Solute–solvent interaction parameters by gas chromatography

Gas–liquid distribution coefficients at ideal dilution in non-volatile solvents can be measured by gas chromatography. The numerical value of a coefficient depends on the choice of the concentration unit in the solvent and in the gas phase. The relationships between different coefficients characterizing gas–liquid equilibria are discussed and summarized. Coefficients determined at several temperatures permit calculation of the standard chemical potential difference of the solute with the ideal gas phase as reference as a function of temperature, the g-SPOT. Following the proposal of Kirchhoff the latter can be formulated as an equation with three constants. As in the gas phase the molecules of the solute have no interacting partners, the three constants, ΔH, ΔS and ΔC, characterize the interaction between solvent and solute molecules. They will be called the “solute–solvent interaction parameters”. In the same system the values of these parameters depend on the choice of the distribution coefficient. Five different distribution coefficients result five sets of interaction parameters. It is shown that conversion of a parameter set to another implies additive corrections independent of the nature of the solute. If g-SPOT-s are measured in a series of solvents, the data may be used to calculate the corresponding liquid–liquid partition coefficients by electing one of the solvents as reference (l-SPOT).

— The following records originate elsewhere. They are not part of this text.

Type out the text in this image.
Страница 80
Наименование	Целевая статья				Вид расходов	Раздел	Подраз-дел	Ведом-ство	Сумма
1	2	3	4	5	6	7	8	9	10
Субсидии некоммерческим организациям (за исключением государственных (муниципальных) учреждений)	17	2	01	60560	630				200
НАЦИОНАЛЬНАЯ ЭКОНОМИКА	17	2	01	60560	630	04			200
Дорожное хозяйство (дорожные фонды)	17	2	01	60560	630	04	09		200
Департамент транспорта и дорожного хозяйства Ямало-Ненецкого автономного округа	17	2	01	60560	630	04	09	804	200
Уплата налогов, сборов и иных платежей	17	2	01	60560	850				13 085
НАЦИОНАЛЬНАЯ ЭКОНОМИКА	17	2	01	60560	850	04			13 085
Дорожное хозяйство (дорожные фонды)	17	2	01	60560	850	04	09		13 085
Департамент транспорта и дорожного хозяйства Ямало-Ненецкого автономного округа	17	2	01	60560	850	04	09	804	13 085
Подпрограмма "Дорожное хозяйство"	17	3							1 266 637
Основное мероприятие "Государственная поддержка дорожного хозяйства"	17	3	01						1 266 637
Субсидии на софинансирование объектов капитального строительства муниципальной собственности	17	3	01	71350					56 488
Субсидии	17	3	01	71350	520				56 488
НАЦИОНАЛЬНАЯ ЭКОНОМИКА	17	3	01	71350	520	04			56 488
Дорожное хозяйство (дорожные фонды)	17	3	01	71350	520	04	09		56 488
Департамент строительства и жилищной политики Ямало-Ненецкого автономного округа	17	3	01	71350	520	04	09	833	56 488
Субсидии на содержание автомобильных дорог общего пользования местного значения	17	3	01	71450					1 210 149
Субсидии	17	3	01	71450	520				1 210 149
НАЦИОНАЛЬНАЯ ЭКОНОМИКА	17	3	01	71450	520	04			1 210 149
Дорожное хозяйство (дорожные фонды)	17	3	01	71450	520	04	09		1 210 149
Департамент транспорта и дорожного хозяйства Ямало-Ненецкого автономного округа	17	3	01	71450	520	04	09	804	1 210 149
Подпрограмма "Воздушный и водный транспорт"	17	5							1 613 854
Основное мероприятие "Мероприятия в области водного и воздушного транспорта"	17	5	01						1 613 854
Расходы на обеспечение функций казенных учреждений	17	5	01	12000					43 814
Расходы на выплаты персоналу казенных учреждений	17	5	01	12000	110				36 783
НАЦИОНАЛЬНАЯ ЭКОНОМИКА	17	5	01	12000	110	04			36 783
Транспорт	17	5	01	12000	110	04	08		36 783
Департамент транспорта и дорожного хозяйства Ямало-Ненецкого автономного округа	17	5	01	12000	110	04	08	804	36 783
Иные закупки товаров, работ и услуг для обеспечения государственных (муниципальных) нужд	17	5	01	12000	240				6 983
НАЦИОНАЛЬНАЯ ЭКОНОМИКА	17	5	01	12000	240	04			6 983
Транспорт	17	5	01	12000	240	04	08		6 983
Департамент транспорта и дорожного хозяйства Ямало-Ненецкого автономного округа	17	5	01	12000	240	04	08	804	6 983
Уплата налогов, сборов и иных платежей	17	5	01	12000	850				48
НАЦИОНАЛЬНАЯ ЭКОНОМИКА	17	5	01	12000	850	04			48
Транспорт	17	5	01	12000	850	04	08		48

The corresponding “relative interaction parameters” can be calculated by simple substraction. In a second chapter the precautions are summarized, necessary for gas chromatographic determination of distribution coefficients and examples are given for interaction parameters in different systems. It is concluded that there are significant differences between g-SPOT-s related to different distribution coefficients. On the other hand, differences between l-SPOT-s are negligible.